The period of Dirac’s most impressive work was relatively short, ending around 1933. By 1937, the year he married, Farmelo reports Bohr’s reaction to reading Dirac’s latest paper (on the “large numbers hypothesis”):
Look what happens to people when they get married
Farmelo discusses a bit the question of why Dirac never later achieved the same sort of success after the dramatic initial period of his career. There may be a variety of reasons: the open problems got a lot more difficult, marriage and celebrity changed the way he lived and work, the war intervened, etc. For the rest of his career, Dirac took the attitude that there was something fundamentally wrong with QFT, and this may be why he stopped making fundamental contributions to it. He believed that a different sort of dynamics was needed, one that would get rid of the problems of infinities. He never was happy with renormalization, either in the form used to do calculations in QED after the war, or the more sophisticated modern point of view of Wilson and the renormalization group.
Unfortunately, some of the later parts of Farmelo’s book are marred by an attempt to enlist Dirac in the cause of string theory. This starts with the claim that Dirac’s work on “strings” during the fifties should be seen as a precursor of present-day string theory. These “strings” occur in the context of QED and magnetic monopoles, where they are unphysical artifacts of a choice of gauge, and have very little to do with the modern-day interest in physical strings as a basis for a unified theory.
Farmelo sees string theory as a resolution of the problem of infinities that Dirac would have approved of:
What would surely have impressed Dirac is that modern string theory has none of the infinities he abhorred.
I don’t see any reason at all to believe that Dirac would have been impressed with the idea of resolving the problems of QFT that bothered him by replacing it with a 10-dimensional theory that, despite the endless hype, has its own consistency problems (its perturbation expansion diverges, just like that of QFTs, and, unlike QFT, a 4d non-perturbative theory remains unknown). String theory was around for at least a dozen years before Dirac’s death, I’m sure he had heard about it, and there is no evidence he took any interest in the idea. Farmelo reports the reaction Pierre Ramond got from Dirac in 1983 when he tried to sell him on the idea of replacing 4d QFT with a higher-dimensional theory:
So he asked Dirac directly whether it would be a good idea to explore high-dimensional field theories, like the ones he had presented in his lecture. Ramond braced himself for a long pause, but Dirac shot back with an emphatic ‘No!’ and stared anxiously into the distance
The book ends with long discussion of Dirac and string theory that I think is seriously misguided, but it does include a mention of the fact that many physicists are unconvinced by the idea of string theory unification. Veltman is quoted, and the last footnote in the book refers the reader to Not Even Wrong.

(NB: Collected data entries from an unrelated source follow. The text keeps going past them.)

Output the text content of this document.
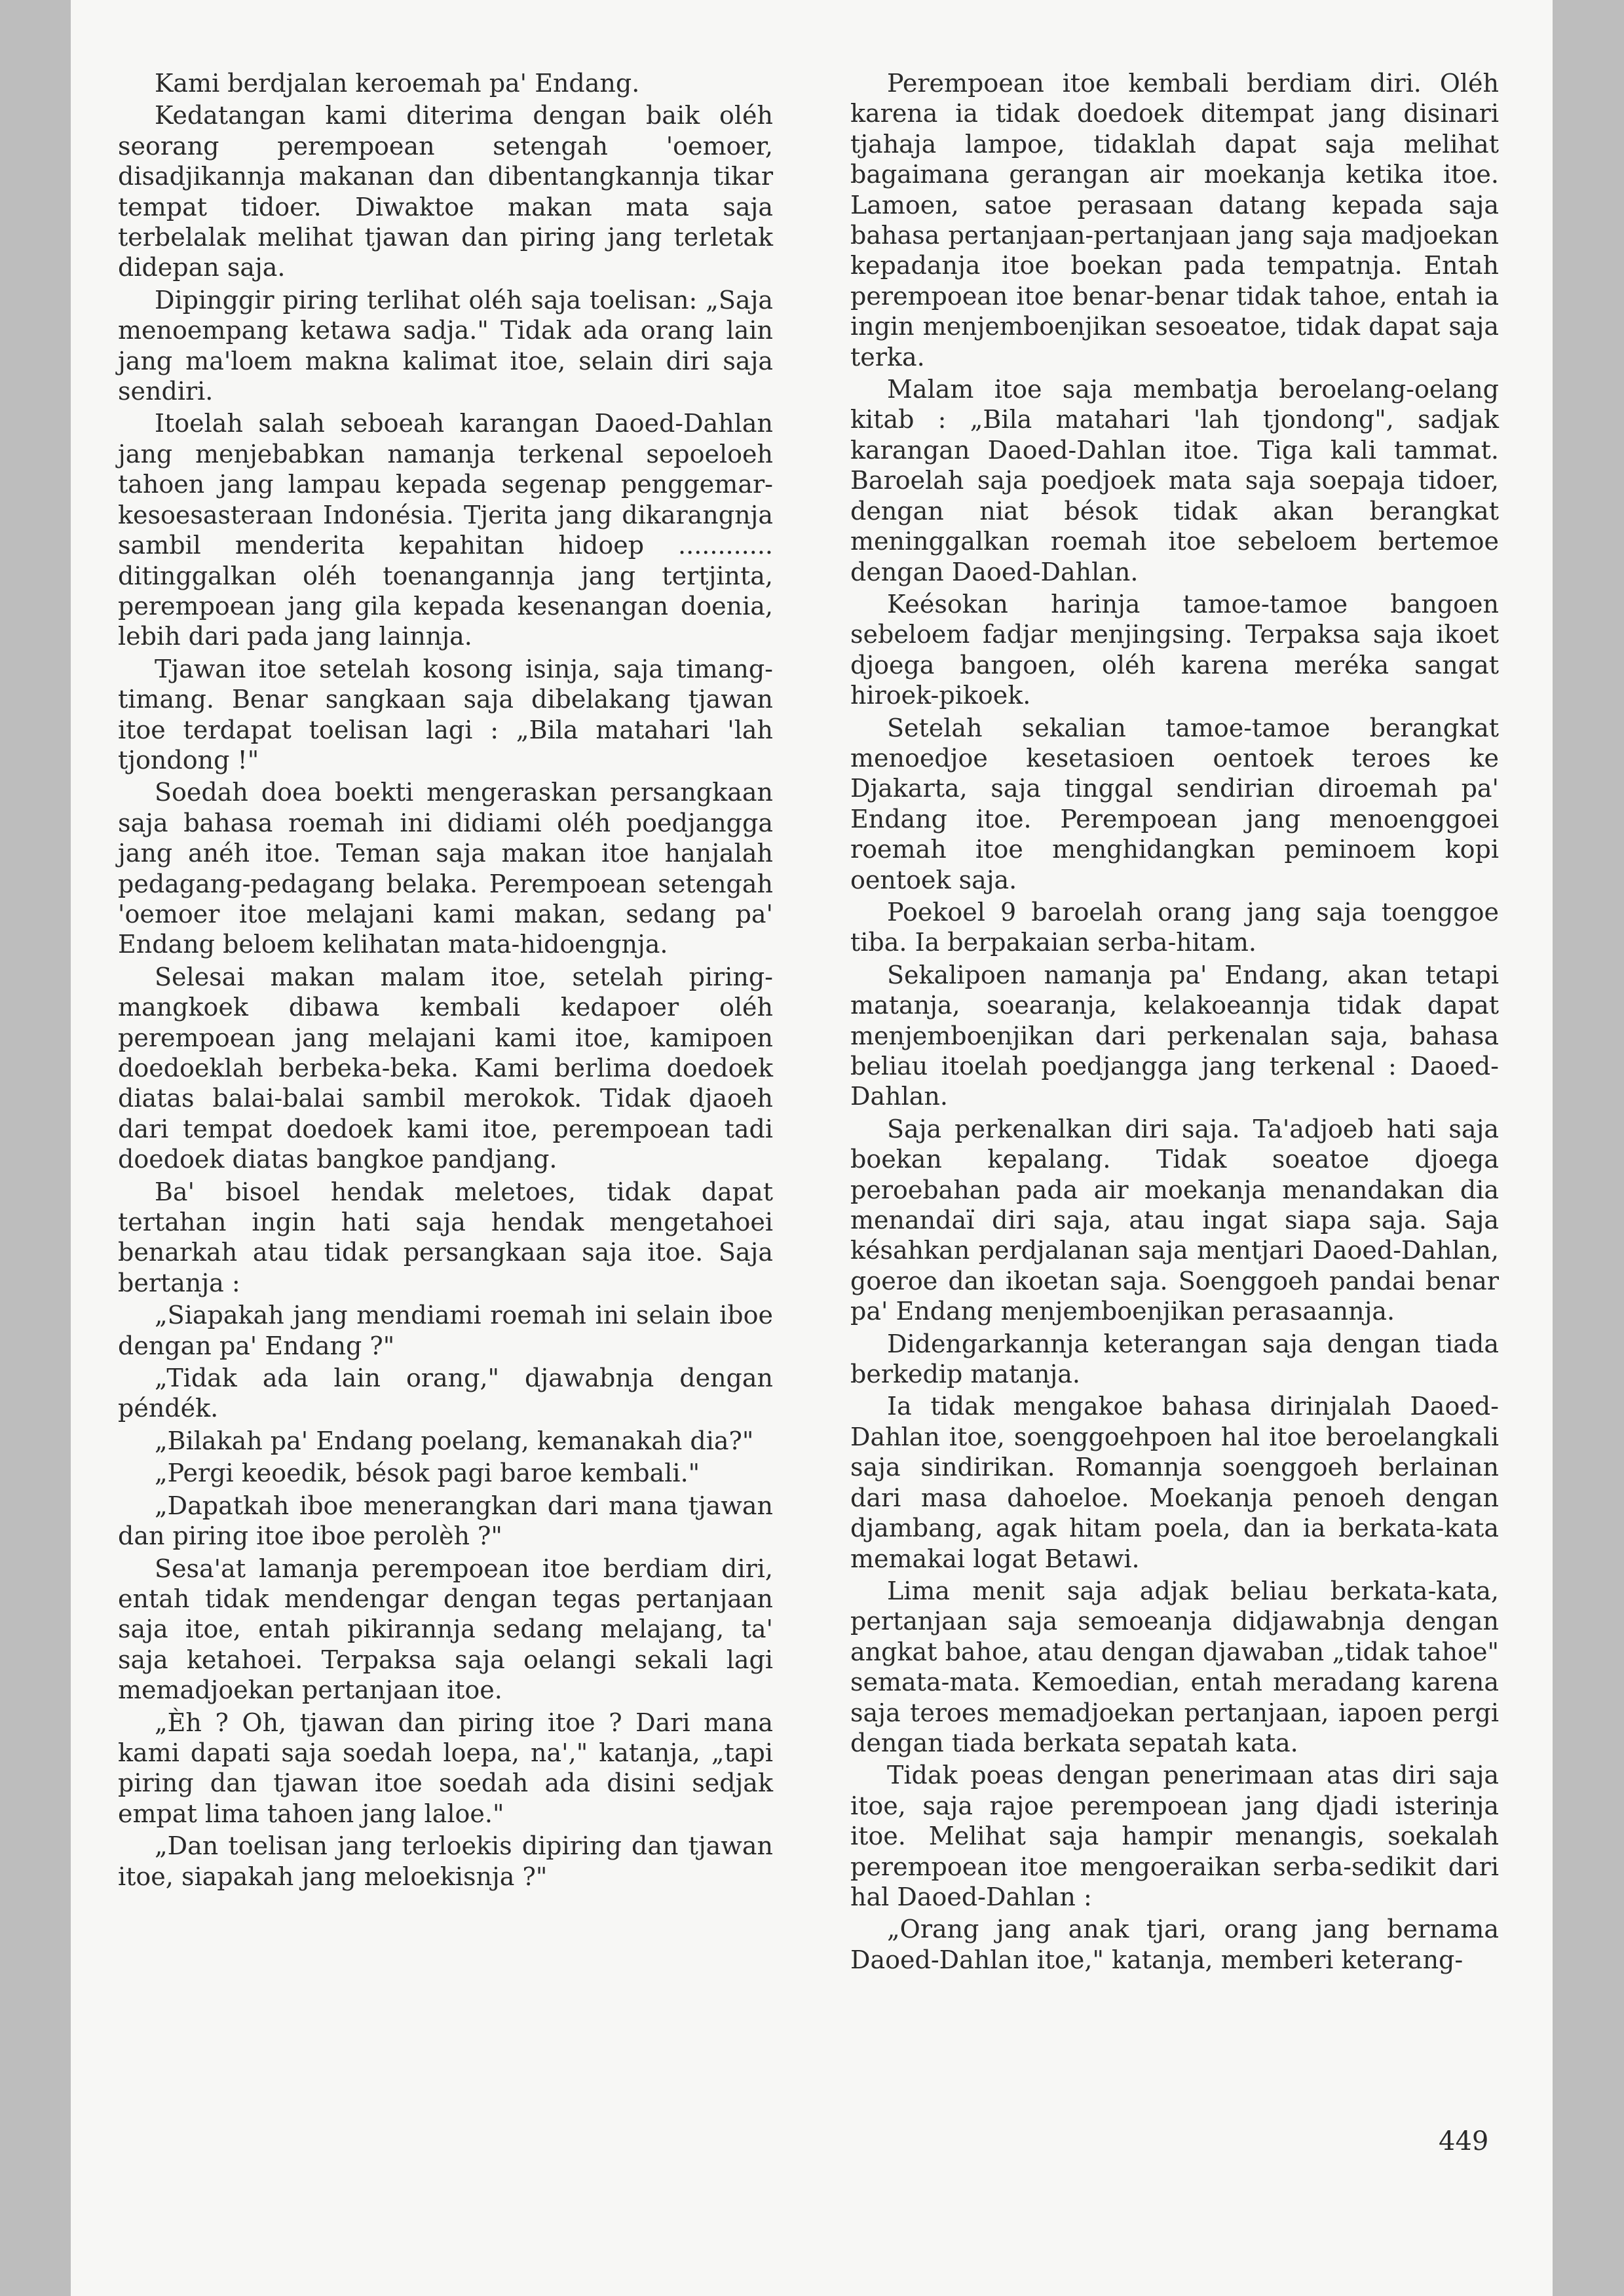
Kami berdjalan keroemah pa' Endang.

Kedatangan kami diterima dengan baik oléh seorang perempoean setengah 'oemoer, disadjikannja makanan dan dibentangkannja tikar tempat tidoer. Diwaktoe makan mata saja terbelalak melihat tjawan dan piring jang terletak didepan saja.

Dipinggir piring terlihat oléh saja toelisan: „Saja menoempang ketawa sadja." Tidak ada orang lain jang ma'loem makna kalimat itoe, selain diri saja sendiri.

Itoelah salah seboeah karangan Daoed-Dahlan jang menjebabkan namanja terkenal sepoeloeh tahoen jang lampau kepada segenap penggemar-kesoesasteraan Indonésia. Tjerita jang dikarangnja sambil menderita kepahitan hidoep ............ ditinggalkan oléh toenangannja jang tertjinta, perempoean jang gila kepada kesenangan doenia, lebih dari pada jang lainnja.

Tjawan itoe setelah kosong isinja, saja timang-timang. Benar sangkaan saja dibelakang tjawan itoe terdapat toelisan lagi : „Bila matahari 'lah tjondong !"

Soedah doea boekti mengeraskan persangkaan saja bahasa roemah ini didiami oléh poedjangga jang anéh itoe. Teman saja makan itoe hanjalah pedagang-pedagang belaka. Perempoean setengah 'oemoer itoe melajani kami makan, sedang pa' Endang beloem kelihatan mata-hidoengnja.

Selesai makan malam itoe, setelah piring-mangkoek dibawa kembali kedapoer oléh perempoean jang melajani kami itoe, kamipoen doedoeklah berbeka-beka. Kami berlima doedoek diatas balai-balai sambil merokok. Tidak djaoeh dari tempat doedoek kami itoe, perempoean tadi doedoek diatas bangkoe pandjang.

Ba' bisoel hendak meletoes, tidak dapat tertahan ingin hati saja hendak mengetahoei benarkah atau tidak persangkaan saja itoe. Saja bertanja :

„Siapakah jang mendiami roemah ini selain iboe dengan pa' Endang ?"

„Tidak ada lain orang," djawabnja dengan péndék.

„Bilakah pa' Endang poelang, kemanakah dia?"

„Pergi keoedik, bésok pagi baroe kembali."

„Dapatkah iboe menerangkan dari mana tjawan dan piring itoe iboe perolèh ?"

Sesa'at lamanja perempoean itoe berdiam diri, entah tidak mendengar dengan tegas pertanjaan saja itoe, entah pikirannja sedang melajang, ta' saja ketahoei. Terpaksa saja oelangi sekali lagi memadjoekan pertanjaan itoe.

„Èh ? Oh, tjawan dan piring itoe ? Dari mana kami dapati saja soedah loepa, na'," katanja, „tapi piring dan tjawan itoe soedah ada disini sedjak empat lima tahoen jang laloe."

„Dan toelisan jang terloekis dipiring dan tjawan itoe, siapakah jang meloekisnja ?"

Perempoean itoe kembali berdiam diri. Oléh karena ia tidak doedoek ditempat jang disinari tjahaja lampoe, tidaklah dapat saja melihat bagaimana gerangan air moekanja ketika itoe. Lamoen, satoe perasaan datang kepada saja bahasa pertanjaan-pertanjaan jang saja madjoekan kepadanja itoe boekan pada tempatnja. Entah perempoean itoe benar-benar tidak tahoe, entah ia ingin menjemboenjikan sesoeatoe, tidak dapat saja terka.

Malam itoe saja membatja beroelang-oelang kitab : „Bila matahari 'lah tjondong", sadjak karangan Daoed-Dahlan itoe. Tiga kali tammat. Baroelah saja poedjoek mata saja soepaja tidoer, dengan niat bésok tidak akan berangkat meninggalkan roemah itoe sebeloem bertemoe dengan Daoed-Dahlan.

Keésokan harinja tamoe-tamoe bangoen sebeloem fadjar menjingsing. Terpaksa saja ikoet djoega bangoen, oléh karena meréka sangat hiroek-pikoek.

Setelah sekalian tamoe-tamoe berangkat menoedjoe kesetasioen oentoek teroes ke Djakarta, saja tinggal sendirian diroemah pa' Endang itoe. Perempoean jang menoenggoei roemah itoe menghidangkan peminoem kopi oentoek saja.

Poekoel 9 baroelah orang jang saja toenggoe tiba. Ia berpakaian serba-hitam.

Sekalipoen namanja pa' Endang, akan tetapi matanja, soearanja, kelakoeannja tidak dapat menjemboenjikan dari perkenalan saja, bahasa beliau itoelah poedjangga jang terkenal : Daoed-Dahlan.

Saja perkenalkan diri saja. Ta'adjoeb hati saja boekan kepalang. Tidak soeatoe djoega peroebahan pada air moekanja menandakan dia menandaï diri saja, atau ingat siapa saja. Saja késahkan perdjalanan saja mentjari Daoed-Dahlan, goeroe dan ikoetan saja. Soenggoeh pandai benar pa' Endang menjemboenjikan perasaannja.

Didengarkannja keterangan saja dengan tiada berkedip matanja.

Ia tidak mengakoe bahasa dirinjalah Daoed-Dahlan itoe, soenggoehpoen hal itoe beroelangkali saja sindirikan. Romannja soenggoeh berlainan dari masa dahoeloe. Moekanja penoeh dengan djambang, agak hitam poela, dan ia berkata-kata memakai logat Betawi.

Lima menit saja adjak beliau berkata-kata, pertanjaan saja semoeanja didjawabnja dengan angkat bahoe, atau dengan djawaban „tidak tahoe" semata-mata. Kemoedian, entah meradang karena saja teroes memadjoekan pertanjaan, iapoen pergi dengan tiada berkata sepatah kata.

Tidak poeas dengan penerimaan atas diri saja itoe, saja rajoe perempoean jang djadi isterinja itoe. Melihat saja hampir menangis, soekalah perempoean itoe mengoeraikan serba-sedikit dari hal Daoed-Dahlan :

„Orang jang anak tjari, orang jang bernama Daoed-Dahlan itoe," katanja, memberi keterang-

449
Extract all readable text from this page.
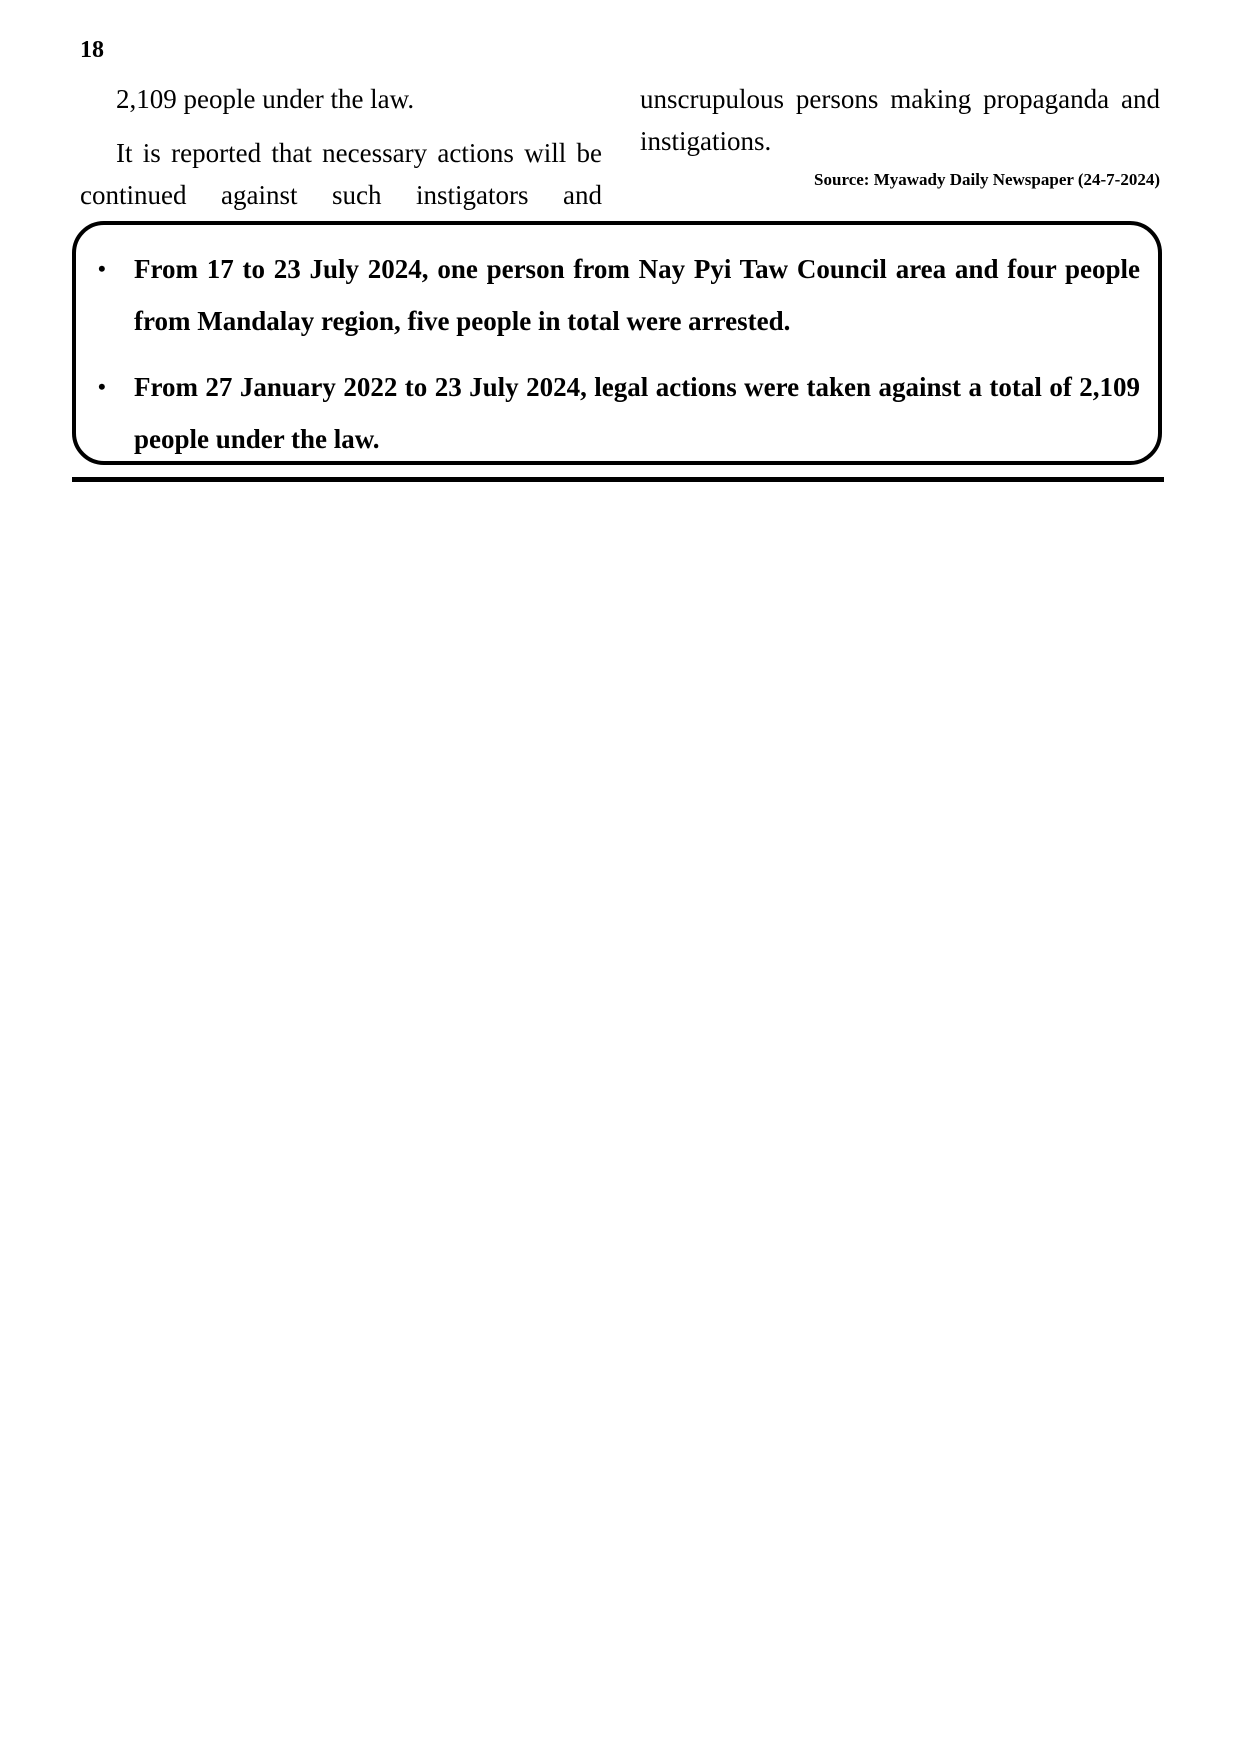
18

2,109 people under the law.

It is reported that necessary actions will be continued against such instigators and

unscrupulous persons making propaganda and instigations.

Source: Myawady Daily Newspaper (24-7-2024)
• From 17 to 23 July 2024, one person from Nay Pyi Taw Council area and four people from Mandalay region, five people in total were arrested.
• From 27 January 2022 to 23 July 2024, legal actions were taken against a total of 2,109 people under the law.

Dirac is famous among physicists for his views on the importance of the criterion of mathematical beauty in fundamental physical law, once writing:
if one is working from the point of view of getting beauty in one’s equation, and if one has really sound insights, one is on a sure line of progress.
Farmelo believes that Dirac “would have revelled in the mathematical beauty” of string theory, but this is based on an uncritical acceptance of the hype surrounding the question of the “beauty” of string theory. “String theory” is a huge subject, and one can point to some mathematically beautiful discoveries associated with it, but the attempts to use it to unify physics have led not to anything at all beautiful, but instead to the landscape and its monstrously complex and ugly constructions of “string vacua” that are supposed to give the Standard Model at low energies.
I very much share Dirac’s belief that fundamental physics laws and mathematical beauty go hand in hand, seeing this as a lesson one learns both from history and from any sustained study of mathematics and physics and how the subjects are intertwined. As it become harder and harder to get experimental data relevant to the questions we want to answer, the guiding principle of pursuing mathematical beauty becomes more important. It’s quite unfortunate that this kind of pursuit is becoming discredited by string theory, with its claims of seeing “mathematical beauty” when what is really there is mathematical ugliness and scientific failure.
Ignoring the last few pages, Farmelo’s book is quite wonderful, by far the best thing written about Dirac as a person and scientist, and it’s likely to remain so for quite a while. Definitely a recommended read for anyone interested in the history of the subject, or some insight into the personality of one of the greatest physicists of all time.